# OpenIE graph generation
In this notebook, we'll use OpenIE to generate triples form our dataset, and use the DyGIE++-derived named entities to filter down the overwhelming amount of triples that result from OpenIE procedures.

In [7]:
import jsonlines
import networkx as nx
from tqdm import tqdm

## Reading in triples
The stanza servers can be a little finnickey, so we used an interactive job with a script to generate the triples.

In [2]:
with jsonlines.open('../../data/kg/openie_triples_08May23024.jsonl') as reader:
    triples = [obj for obj in reader]

In [3]:
print(f'There are {len(triples)} triples extracted from the dataset by OpenIE.')

There are 644175 triples extracted from the dataset by OpenIE.


A quick sample of the triples shows us that the quality is extremely low:

In [4]:
triples[:5]

[{'subject': 'Studies', 'relation': 'elucidate', 'object': 'basis'},
 {'subject': 'Studies',
  'relation': 'elucidate',
  'object': 'biochemical basis of survival of excised axes of seeds'},
 {'subject': 'Studies',
  'relation': 'elucidate',
  'object': 'biochemical basis of survival of embryonic axes of recalcitrant seeds of Trichilia dregeana'},
 {'subject': 'Studies',
  'relation': 'basis of',
  'object': 'survival of embryonic axes of recalcitrant seeds'},
 {'subject': 'Studies',
  'relation': 'elucidate',
  'object': 'biochemical basis of survival of excised embryonic axes of seeds of Trichilia dregeana'}]

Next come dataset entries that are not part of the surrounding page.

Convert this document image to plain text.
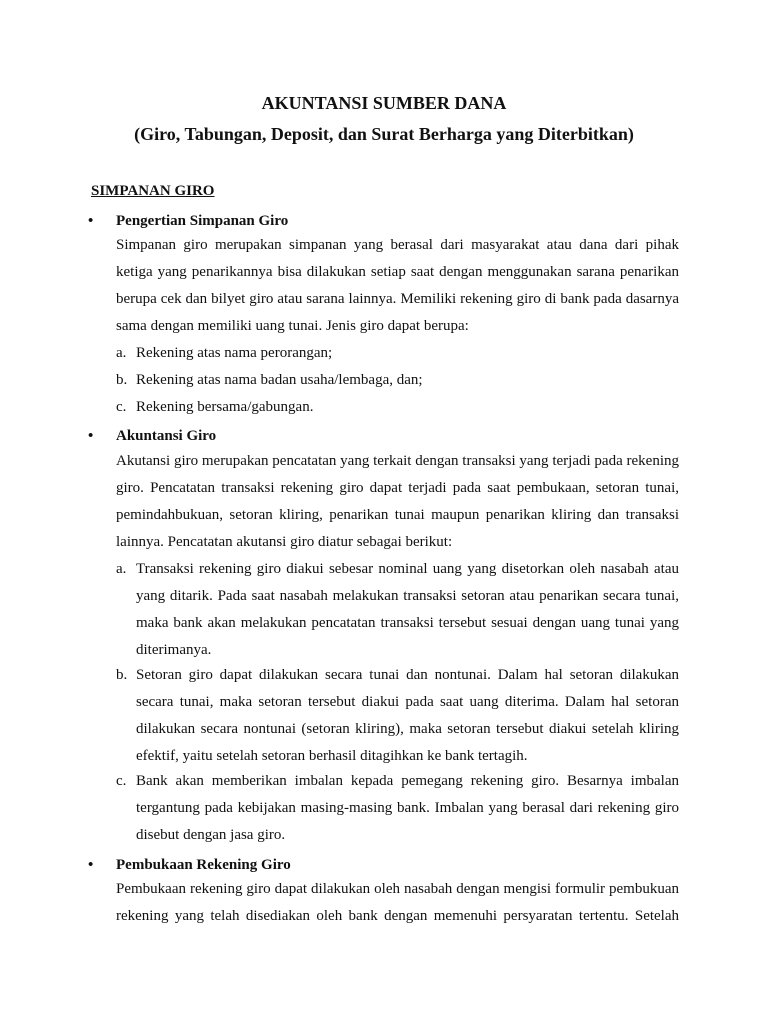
AKUNTANSI SUMBER DANA
(Giro, Tabungan, Deposit, dan Surat Berharga yang Diterbitkan)
SIMPANAN GIRO
• Pengertian Simpanan Giro
Simpanan giro merupakan simpanan yang berasal dari masyarakat atau dana dari pihak ketiga yang penarikannya bisa dilakukan setiap saat dengan menggunakan sarana penarikan berupa cek dan bilyet giro atau sarana lainnya. Memiliki rekening giro di bank pada dasarnya sama dengan memiliki uang tunai. Jenis giro dapat berupa:
a. Rekening atas nama perorangan;
b. Rekening atas nama badan usaha/lembaga, dan;
c. Rekening bersama/gabungan.
• Akuntansi Giro
Akutansi giro merupakan pencatatan yang terkait dengan transaksi yang terjadi pada rekening giro. Pencatatan transaksi rekening giro dapat terjadi pada saat pembukaan, setoran tunai, pemindahbukuan, setoran kliring, penarikan tunai maupun penarikan kliring dan transaksi lainnya. Pencatatan akutansi giro diatur sebagai berikut:
a. Transaksi rekening giro diakui sebesar nominal uang yang disetorkan oleh nasabah atau yang ditarik. Pada saat nasabah melakukan transaksi setoran atau penarikan secara tunai, maka bank akan melakukan pencatatan transaksi tersebut sesuai dengan uang tunai yang diterimanya.
b. Setoran giro dapat dilakukan secara tunai dan nontunai. Dalam hal setoran dilakukan secara tunai, maka setoran tersebut diakui pada saat uang diterima. Dalam hal setoran dilakukan secara nontunai (setoran kliring), maka setoran tersebut diakui setelah kliring efektif, yaitu setelah setoran berhasil ditagihkan ke bank tertagih.
c. Bank akan memberikan imbalan kepada pemegang rekening giro. Besarnya imbalan tergantung pada kebijakan masing-masing bank. Imbalan yang berasal dari rekening giro disebut dengan jasa giro.
• Pembukaan Rekening Giro
Pembukaan rekening giro dapat dilakukan oleh nasabah dengan mengisi formulir pembukuan rekening yang telah disediakan oleh bank dengan memenuhi persyaratan tertentu. Setelah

## Filter triples by DyGIE++ entities
In order to improve the quality of the OpenIE extraction, we'll only keep triples that have a DyGIE++ entity as both a subject and a predicate. We'll start by requiring an exact match; if this proves too stringent, we can use fuzzy matching instead.

In [5]:
dygie_co_graph = nx.read_graphml('../../data/kg/all_drought_dt_co_occurrence_graph_02May2024.graphml')
dygiepp_ents = list(dygie_co_graph.nodes())

In [None]:
openie_nodes = []
openie_edges = []
for trip in tqdm(triples):
    if (trip['subject'].lower() in dygiepp_ents) and (trip['object'].lower() in dygiepp_ents):
        openie_nodes.append(trip['subject'].lower())
        openie_nodes.append(trip['object'].lower())
        openie_edges.append((trip['subject'].lower(), trip['object'].lower()))
openie_nodes = list(set(openie_nodes))
openie_edges = list(set(openie_edges))

 16%|█▌        | 102721/644175 [28:49<2:18:16, 65.26it/s]

In [None]:
print(f'There are {len(openie_nodes)} nodes and {len(openie_edges)} edges after filtering by entity.')

In [None]:
openie_graph = nx.Graph()
_ = openie_graph.add_nodes_from(openie_nodes)
_ = openie_graph.add_edges_from(openie_edges)